The filtered object has the pointer-event. The user wants to press the green button. In reality he will press the red button, because we still take the bounding box of the filtered element for pointer-events. And in my eyes this is a security issue, since the user expect another behavior and this could be misused. Opera seems to solve this by not firering an event at all (not analyzed the behavior further). But you can see the behavior on Firefox or WebKit nightlies.

> 
>> Note, the same occurs to SVG masks. The spec wants the implementer to ignore masks for pointer events as well.
>> 
>> This gets a bigger problem, if the target element gets completely clipped away by the mask.
> 
> So you'd want mask to behave the same as clip-path? For all levels of opacity or just for opacity=0?

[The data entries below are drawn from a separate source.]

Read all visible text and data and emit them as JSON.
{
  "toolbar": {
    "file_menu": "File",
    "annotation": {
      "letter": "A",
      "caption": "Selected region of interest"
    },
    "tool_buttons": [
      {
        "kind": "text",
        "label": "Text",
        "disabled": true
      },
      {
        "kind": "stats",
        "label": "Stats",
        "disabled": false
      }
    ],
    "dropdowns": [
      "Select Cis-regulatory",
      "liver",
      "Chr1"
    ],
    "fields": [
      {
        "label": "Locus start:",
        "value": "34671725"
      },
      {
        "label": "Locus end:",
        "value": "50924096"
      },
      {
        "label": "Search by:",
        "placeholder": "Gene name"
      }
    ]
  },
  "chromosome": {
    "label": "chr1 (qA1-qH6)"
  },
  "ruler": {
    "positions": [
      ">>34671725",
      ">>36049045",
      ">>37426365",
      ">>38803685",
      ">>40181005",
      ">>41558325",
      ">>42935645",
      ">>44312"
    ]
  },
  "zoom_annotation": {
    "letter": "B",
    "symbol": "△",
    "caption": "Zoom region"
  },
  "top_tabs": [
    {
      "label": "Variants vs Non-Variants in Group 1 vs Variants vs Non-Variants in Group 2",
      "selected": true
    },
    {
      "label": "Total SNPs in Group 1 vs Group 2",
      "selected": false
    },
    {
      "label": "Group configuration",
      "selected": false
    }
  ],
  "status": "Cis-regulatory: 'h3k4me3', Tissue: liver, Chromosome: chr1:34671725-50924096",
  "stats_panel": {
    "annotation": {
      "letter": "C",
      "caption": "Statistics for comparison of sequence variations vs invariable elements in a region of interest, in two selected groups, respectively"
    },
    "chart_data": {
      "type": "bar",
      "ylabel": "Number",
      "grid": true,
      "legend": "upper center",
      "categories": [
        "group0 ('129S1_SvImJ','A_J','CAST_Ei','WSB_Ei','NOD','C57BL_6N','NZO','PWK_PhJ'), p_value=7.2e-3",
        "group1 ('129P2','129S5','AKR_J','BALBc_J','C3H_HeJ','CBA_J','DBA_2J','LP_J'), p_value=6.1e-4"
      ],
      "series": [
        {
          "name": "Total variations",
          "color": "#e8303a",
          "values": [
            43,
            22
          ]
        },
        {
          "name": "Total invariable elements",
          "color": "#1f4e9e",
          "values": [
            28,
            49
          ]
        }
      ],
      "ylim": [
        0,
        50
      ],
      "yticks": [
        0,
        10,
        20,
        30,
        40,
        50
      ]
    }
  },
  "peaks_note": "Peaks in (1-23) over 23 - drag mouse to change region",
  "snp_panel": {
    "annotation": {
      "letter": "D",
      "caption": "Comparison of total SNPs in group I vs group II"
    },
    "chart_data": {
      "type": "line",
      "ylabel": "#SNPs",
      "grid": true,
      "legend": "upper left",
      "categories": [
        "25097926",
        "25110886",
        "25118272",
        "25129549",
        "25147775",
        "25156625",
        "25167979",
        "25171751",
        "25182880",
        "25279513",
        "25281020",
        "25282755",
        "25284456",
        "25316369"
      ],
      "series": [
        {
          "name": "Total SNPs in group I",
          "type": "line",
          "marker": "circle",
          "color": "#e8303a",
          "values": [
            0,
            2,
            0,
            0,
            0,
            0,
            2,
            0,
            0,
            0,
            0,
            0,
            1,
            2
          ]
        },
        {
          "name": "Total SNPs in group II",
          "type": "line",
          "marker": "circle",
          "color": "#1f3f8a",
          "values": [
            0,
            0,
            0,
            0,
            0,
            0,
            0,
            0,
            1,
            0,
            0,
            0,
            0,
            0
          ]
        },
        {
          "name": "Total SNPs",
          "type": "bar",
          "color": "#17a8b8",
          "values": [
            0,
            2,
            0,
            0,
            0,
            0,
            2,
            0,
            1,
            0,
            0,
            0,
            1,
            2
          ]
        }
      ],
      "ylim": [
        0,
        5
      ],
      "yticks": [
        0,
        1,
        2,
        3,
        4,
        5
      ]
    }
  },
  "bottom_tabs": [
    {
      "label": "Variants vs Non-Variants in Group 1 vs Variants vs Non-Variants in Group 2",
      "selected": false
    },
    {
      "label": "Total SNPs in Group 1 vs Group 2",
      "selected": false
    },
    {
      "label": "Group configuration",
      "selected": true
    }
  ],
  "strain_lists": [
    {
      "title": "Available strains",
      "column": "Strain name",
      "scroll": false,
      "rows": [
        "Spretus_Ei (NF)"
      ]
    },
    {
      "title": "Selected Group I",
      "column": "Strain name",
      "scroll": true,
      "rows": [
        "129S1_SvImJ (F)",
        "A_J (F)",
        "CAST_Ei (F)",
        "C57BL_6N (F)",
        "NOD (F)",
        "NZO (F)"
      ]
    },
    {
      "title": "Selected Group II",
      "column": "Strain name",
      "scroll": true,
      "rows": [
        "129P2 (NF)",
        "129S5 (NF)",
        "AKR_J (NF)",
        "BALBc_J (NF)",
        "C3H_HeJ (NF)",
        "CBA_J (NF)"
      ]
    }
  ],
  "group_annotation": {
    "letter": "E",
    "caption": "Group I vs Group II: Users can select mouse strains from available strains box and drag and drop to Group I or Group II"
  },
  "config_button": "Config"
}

I have not read the discussion about CSS3 pointer events yet, not sure if the discussion is somehow related to this topic here, sorry. But in my eyes it is always problematic to handle a pointer event on invisible areas of objects. On the other hand I fear that we end up analyzing every image (e.g. intermediate images for masks, or filters) if a certain point/pixel in it is fully transparent or not. This could be a really big performance problem. The same occurs to your discussion about rasterized images. The question if we could take opacity=0 is difficult as well. The difference between 0, 0.001 and 0.01 are not very high and depend on the contrast to the background as well. If we just take an opacity of 0 for determine if we handle the event or not, we would run into the same problem.
Normally we should make sure on all cases if something is visible or not before handling pointer-events.